While on the first day, January 29th, the sun was only blocked by mid-level clouds, the rainy ones on January 30th and 31st provided a rain amount to remember here in the Sutherland Heights (and elsewhere–numerous records broken), 2.28 inches recorded over 24 h ending at 7 AM for the past three days, beginning with the 30th:
0.19, 1.56, and 0.53 inches, ending this morning.
Weeds and wildflowers really happy, as will be free range cattle and horses that get out of their pens in the days and weeks ahead.
We have an interesting experiment in progress, one we didn’t know we were going to have re wildflowers this spring.
A local wildflower expert on a public TEEVEE station here was quoted as saying that NOVEMBER rain was critical to wildflower displays. Hmmm. OK, but we had a RAINLESS NOVEMBER here!
So, no wildflowers? A limited display? Some key ones don’t come up at all because November was rainless, while October, December and now January had generous rains?
I don’t think so.
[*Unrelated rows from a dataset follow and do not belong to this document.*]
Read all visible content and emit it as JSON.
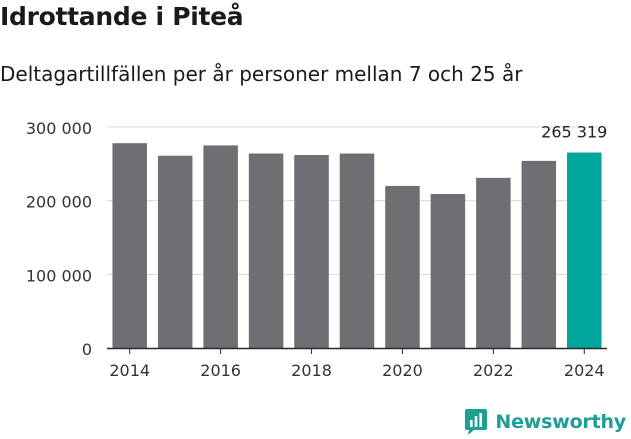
{
  "header": {
    "title": "Idrottande i Piteå",
    "subtitle": "Deltagartillfällen per år personer mellan 7 och 25 år"
  },
  "brand": {
    "name": "Newsworthy",
    "icon": "newsworthy-logo-icon"
  },
  "colors": {
    "bar": "#6e6e73",
    "highlight": "#00a69c",
    "grid": "#d9d9d9",
    "axis": "#2a2a2a",
    "brand": "#1f9e96"
  },
  "chart_data": {
    "type": "bar",
    "title": "Idrottande i Piteå",
    "subtitle": "Deltagartillfällen per år personer mellan 7 och 25 år",
    "xlabel": "",
    "ylabel": "",
    "categories": [
      "2014",
      "2015",
      "2016",
      "2017",
      "2018",
      "2019",
      "2020",
      "2021",
      "2022",
      "2023",
      "2024"
    ],
    "values": [
      278000,
      261000,
      275000,
      264000,
      262000,
      264000,
      220000,
      209000,
      231000,
      254000,
      265319
    ],
    "highlight_index": 10,
    "highlight_label": "265 319",
    "ylim": [
      0,
      300000
    ],
    "yticks": [
      0,
      100000,
      200000,
      300000
    ],
    "ytick_labels": [
      "0",
      "100 000",
      "200 000",
      "300 000"
    ],
    "xtick_labels": [
      "2014",
      "2016",
      "2018",
      "2020",
      "2022",
      "2024"
    ],
    "grid": true,
    "legend": "none"
  }
}
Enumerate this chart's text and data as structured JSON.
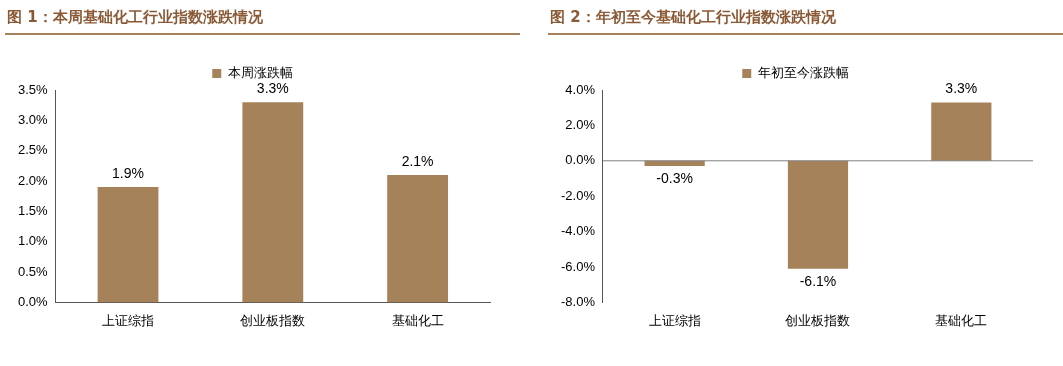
{
  "chart_data": [
    {
      "type": "bar",
      "title": "图 1：本周基础化工行业指数涨跌情况",
      "categories": [
        "上证综指",
        "创业板指数",
        "基础化工"
      ],
      "series": [
        {
          "name": "本周涨跌幅",
          "color": "#a6825a",
          "values": [
            1.9,
            3.3,
            2.1
          ],
          "value_labels": [
            "1.9%",
            "3.3%",
            "2.1%"
          ]
        }
      ],
      "ylim": [
        0,
        3.5
      ],
      "yticks": [
        {
          "value": 0,
          "label": "0.0%"
        },
        {
          "value": 0.5,
          "label": "0.5%"
        },
        {
          "value": 1,
          "label": "1.0%"
        },
        {
          "value": 1.5,
          "label": "1.5%"
        },
        {
          "value": 2,
          "label": "2.0%"
        },
        {
          "value": 2.5,
          "label": "2.5%"
        },
        {
          "value": 3,
          "label": "3.0%"
        },
        {
          "value": 3.5,
          "label": "3.5%"
        }
      ],
      "legend": "top"
    },
    {
      "type": "bar",
      "title": "图 2：年初至今基础化工行业指数涨跌情况",
      "categories": [
        "上证综指",
        "创业板指数",
        "基础化工"
      ],
      "series": [
        {
          "name": "年初至今涨跌幅",
          "color": "#a6825a",
          "values": [
            -0.3,
            -6.1,
            3.3
          ],
          "value_labels": [
            "-0.3%",
            "-6.1%",
            "3.3%"
          ]
        }
      ],
      "ylim": [
        -8,
        4
      ],
      "yticks": [
        {
          "value": -8,
          "label": "-8.0%"
        },
        {
          "value": -6,
          "label": "-6.0%"
        },
        {
          "value": -4,
          "label": "-4.0%"
        },
        {
          "value": -2,
          "label": "-2.0%"
        },
        {
          "value": 0,
          "label": "0.0%"
        },
        {
          "value": 2,
          "label": "2.0%"
        },
        {
          "value": 4,
          "label": "4.0%"
        }
      ],
      "ref_lines": [
        {
          "axis": "y",
          "value": 0,
          "color": "#7f7f7f"
        }
      ],
      "legend": "top"
    }
  ]
}
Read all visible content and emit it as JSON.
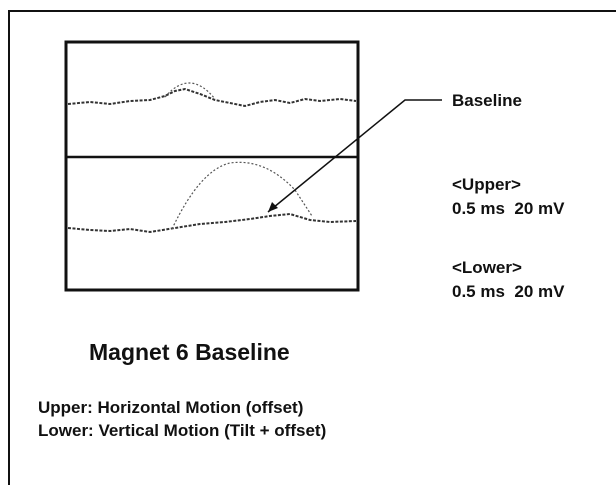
{
  "callout": {
    "label": "Baseline"
  },
  "scales": {
    "upper": {
      "heading": "<Upper>",
      "setting": "0.5 ms  20 mV"
    },
    "lower": {
      "heading": "<Lower>",
      "setting": "0.5 ms  20 mV"
    }
  },
  "title": "Magnet 6 Baseline",
  "captions": [
    "Upper: Horizontal Motion (offset)",
    "Lower: Vertical Motion (Tilt + offset)"
  ]
}
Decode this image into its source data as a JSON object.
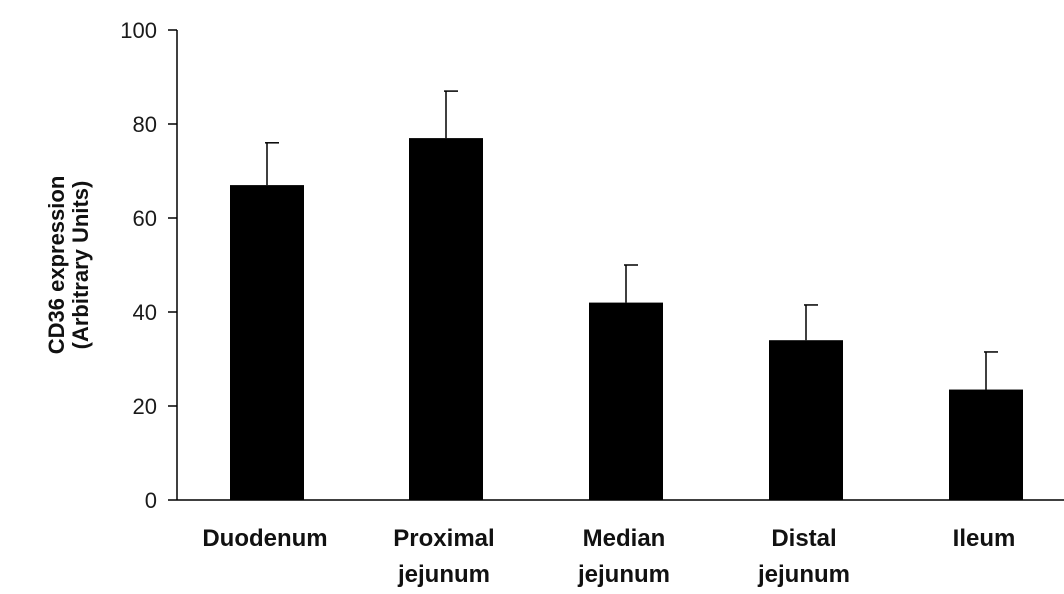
{
  "chart_data": {
    "type": "bar",
    "title": "",
    "xlabel": "",
    "ylabel_lines": [
      "CD36 expression",
      "(Arbitrary Units)"
    ],
    "categories": [
      [
        "Duodenum"
      ],
      [
        "Proximal",
        "jejunum"
      ],
      [
        "Median",
        "jejunum"
      ],
      [
        "Distal",
        "jejunum"
      ],
      [
        "Ileum"
      ]
    ],
    "values": [
      67,
      77,
      42,
      34,
      23.5
    ],
    "errors": [
      9,
      10,
      8,
      7.5,
      8
    ],
    "ylim": [
      0,
      100
    ],
    "yticks": [
      0,
      20,
      40,
      60,
      80,
      100
    ],
    "grid": false,
    "bar_color": "#000000"
  }
}
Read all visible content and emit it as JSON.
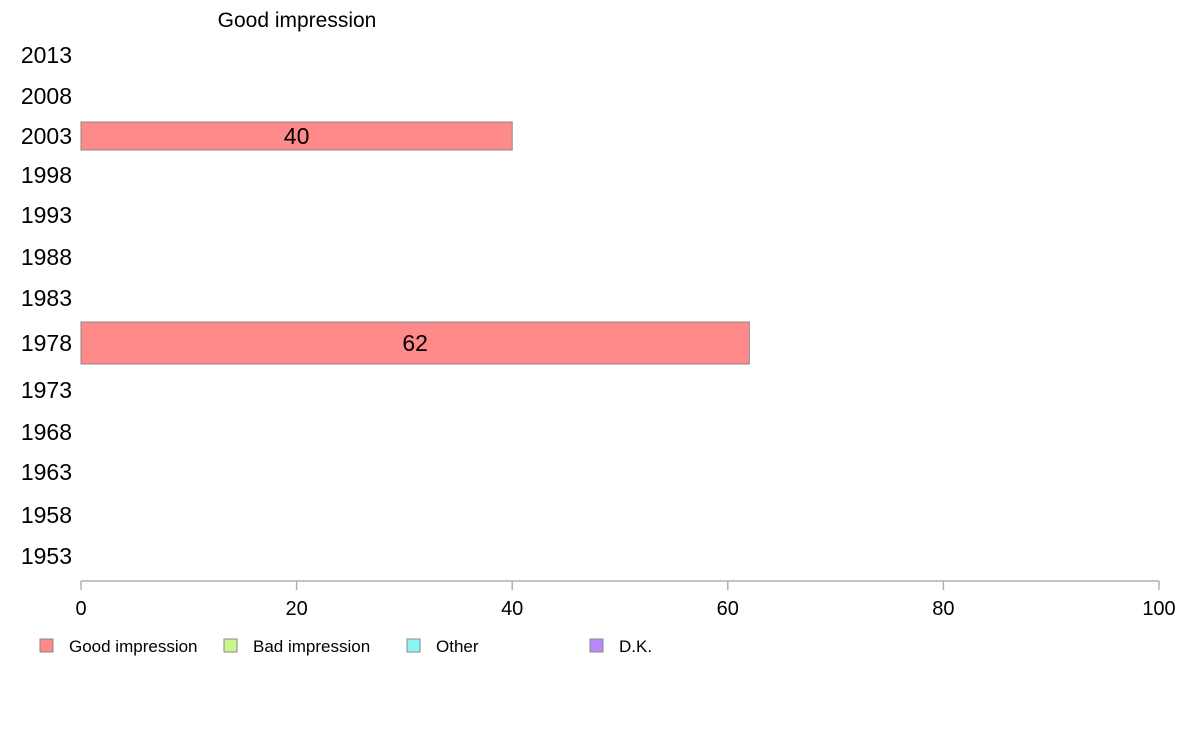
{
  "chart_data": {
    "type": "bar",
    "orientation": "horizontal",
    "title": "Good impression",
    "categories": [
      "2013",
      "2008",
      "2003",
      "1998",
      "1993",
      "1988",
      "1983",
      "1978",
      "1973",
      "1968",
      "1963",
      "1958",
      "1953"
    ],
    "series": [
      {
        "name": "Good impression",
        "color": "#ff8a8a",
        "values": [
          null,
          null,
          40,
          null,
          null,
          null,
          null,
          62,
          null,
          null,
          null,
          null,
          null
        ]
      }
    ],
    "xlim": [
      0,
      100
    ],
    "xticks": [
      "0",
      "20",
      "40",
      "60",
      "80",
      "100"
    ],
    "grid": false,
    "legend": {
      "placement": "bottom",
      "items": [
        {
          "label": "Good impression",
          "color": "#ff8a8a"
        },
        {
          "label": "Bad impression",
          "color": "#c9f78a"
        },
        {
          "label": "Other",
          "color": "#8af7f7"
        },
        {
          "label": "D.K.",
          "color": "#b88af7"
        }
      ]
    }
  }
}
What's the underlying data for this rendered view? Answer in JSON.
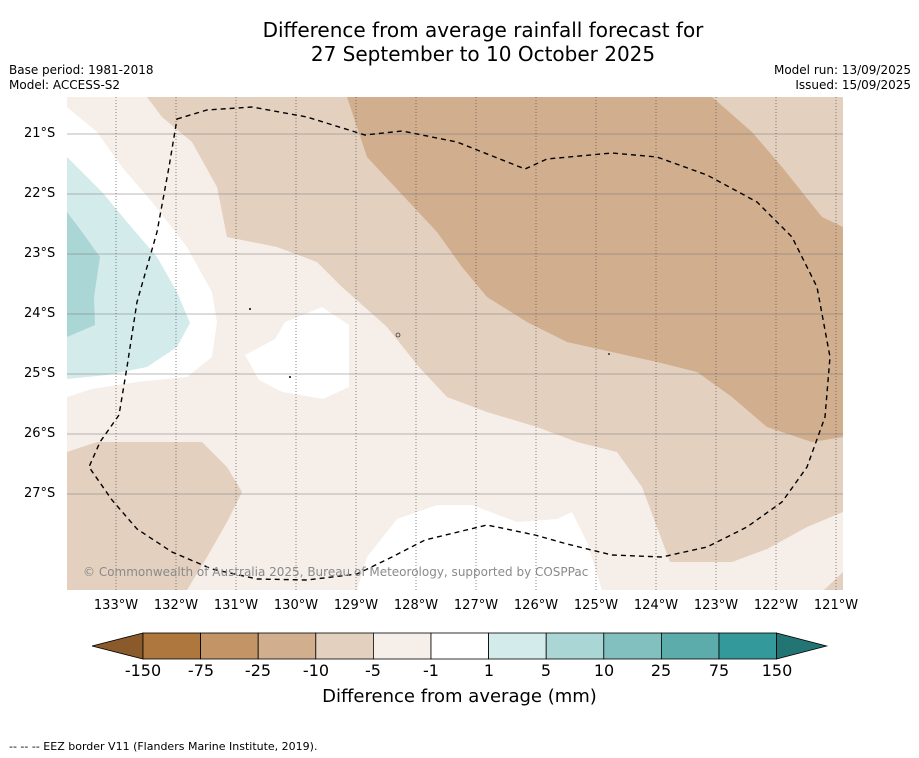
{
  "title_line1": "Difference from average rainfall forecast for",
  "title_line2": "27 September to 10 October 2025",
  "base_period": "Base period: 1981-2018",
  "model": "Model: ACCESS-S2",
  "model_run": "Model run: 13/09/2025",
  "issued": "Issued: 15/09/2025",
  "map": {
    "lat_labels": [
      "21°S",
      "22°S",
      "23°S",
      "24°S",
      "25°S",
      "26°S",
      "27°S"
    ],
    "lon_labels": [
      "133°W",
      "132°W",
      "131°W",
      "130°W",
      "129°W",
      "128°W",
      "127°W",
      "126°W",
      "125°W",
      "124°W",
      "123°W",
      "122°W",
      "121°W"
    ],
    "copyright": "© Commonwealth of Australia 2025, Bureau of Meteorology, supported by COSPPac"
  },
  "colorbar": {
    "ticks": [
      "-150",
      "-75",
      "-25",
      "-10",
      "-5",
      "-1",
      "1",
      "5",
      "10",
      "25",
      "75",
      "150"
    ],
    "colors": [
      "#ad773d",
      "#c29466",
      "#d1ae8e",
      "#e3d0bf",
      "#f5eee9",
      "#ffffff",
      "#d3ebea",
      "#aad6d5",
      "#82c0bf",
      "#5bacab",
      "#34999a"
    ],
    "under_color": "#8a5a2b",
    "over_color": "#237573",
    "label": "Difference from average (mm)"
  },
  "legend_note": "--  --  -- EEZ border V11 (Flanders Marine Institute, 2019)."
}
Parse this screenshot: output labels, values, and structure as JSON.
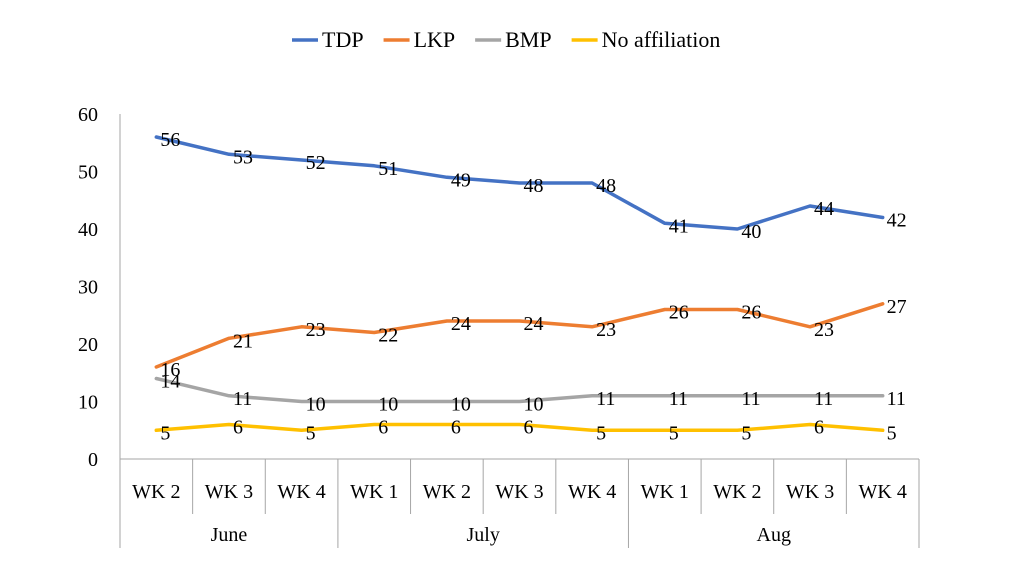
{
  "chart_data": {
    "type": "line",
    "categories": [
      "WK 2",
      "WK 3",
      "WK 4",
      "WK 1",
      "WK 2",
      "WK 3",
      "WK 4",
      "WK 1",
      "WK 2",
      "WK 3",
      "WK 4"
    ],
    "groups": [
      {
        "label": "June",
        "count": 3
      },
      {
        "label": "July",
        "count": 4
      },
      {
        "label": "Aug",
        "count": 4
      }
    ],
    "series": [
      {
        "name": "TDP",
        "color": "#4472C4",
        "values": [
          56,
          53,
          52,
          51,
          49,
          48,
          48,
          41,
          40,
          44,
          42
        ]
      },
      {
        "name": "LKP",
        "color": "#ED7D31",
        "values": [
          16,
          21,
          23,
          22,
          24,
          24,
          23,
          26,
          26,
          23,
          27
        ]
      },
      {
        "name": "BMP",
        "color": "#A5A5A5",
        "values": [
          14,
          11,
          10,
          10,
          10,
          10,
          11,
          11,
          11,
          11,
          11
        ]
      },
      {
        "name": "No affiliation",
        "color": "#FFC000",
        "values": [
          5,
          6,
          5,
          6,
          6,
          6,
          5,
          5,
          5,
          6,
          5
        ]
      }
    ],
    "ylim": [
      0,
      60
    ],
    "yticks": [
      0,
      10,
      20,
      30,
      40,
      50,
      60
    ],
    "title": "",
    "xlabel": "",
    "ylabel": "",
    "legend_position": "top",
    "grid": false,
    "data_labels": true
  }
}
My take is that everything will be hunky dory. HELL, no one will be able to tell that November was rainless in our upcoming wildflower displays.
But the reader must be advised royally in this editorial side bar, that the writer is a cloud-maven, not a flower-maven as was expert quoted on public TEEVEE.
So, let the experiment unfold before our very eyes! A chance for all to learn things! Ans, how fun is that?
———————–end of experimental module——————
Too, I wonder how often three sunless days have occurred in southern Arizona? Was probably a rare event that these past three days mimicked Seattle or other Pac NW sites west of the Cascade Mountains in winter so well.
BTW, in an important climate note concerning the Pacific Northwest, it rains more in Eugene, OR, aka Duckville, more than in Seattle, in case you’re a football player and are deciding between the Washington Huskies and the Oregon Donald Ducks prior to the upcoming LOI Day, the National Holiday celebrating when high school kids sign Letters of Intent about where they are going to play college football.
And, continuing a high school theme, don’t forget to watch football today; the Seattle Seahawks, who live right next door to the University of Washington Huskies, will be playing in a big game, so maybe you could get some valuable autographs while playing for the Huskies…. Just a thought.
Back to yesterday……
I think the most surprising part was how nearly stationary rain echoes kept giving all day yesterday. So often, where clouds are almost stationary, they just rain out and thin. But it just kept coming, at least here in Catalina. And, as the storm came to a close, the expected sight of a frosty Lemmon appeared late in the day due to the gradually lowering snow level as the clouds suddenly lifted when a dry north wind rushed in. Should be more of that dry north wind today.
No rain in sight now…. Corrals can dry out, which would be good.
BTW, by later yesterday the local washes were running reel good. In case you missed the flows, here are some floody scenes:
Hiked out to the Sutherland Wash yesterday, arriving about 3 PM to take these docuphotos for you. These were taken near the horse crossing that leads to the “Rusty Gate” and the Coronado National Forest boundary on the east side of the Wash.
Had not seen the Sutherland Wash this big before, in person. Was much higher, though, during the September 8, 2014 event, as deduced from debris piles, when 4-5 inches fell in 3 h.
It was pretty much the same one all day I think. We begin our cloud soliloquy with an unusual sighting of pure Stratus, present before the rain moved in again.
You may wish to pleasure yourself with another and very unusual occurrence of fog right now (7:02 AM) coming out of Tucson, heading toward Marana, south Oro Valley. Very pretty scene this miniute. Heading out now to capture on film.
What a great wildflower-producing/maintaing storm! While some, well most, of the exceptional weather expected, like TSTMs, funnels, hail, locusts, and afternoon arcus clouds, were not really observed, a lot of rain was. Here’s your cloud day for our stupendous storm, not yet over, beginning with a how-it-fell chart:
The End, of yesterday’s cloud story, finished the next day after that. See yesterday’s cloud story today.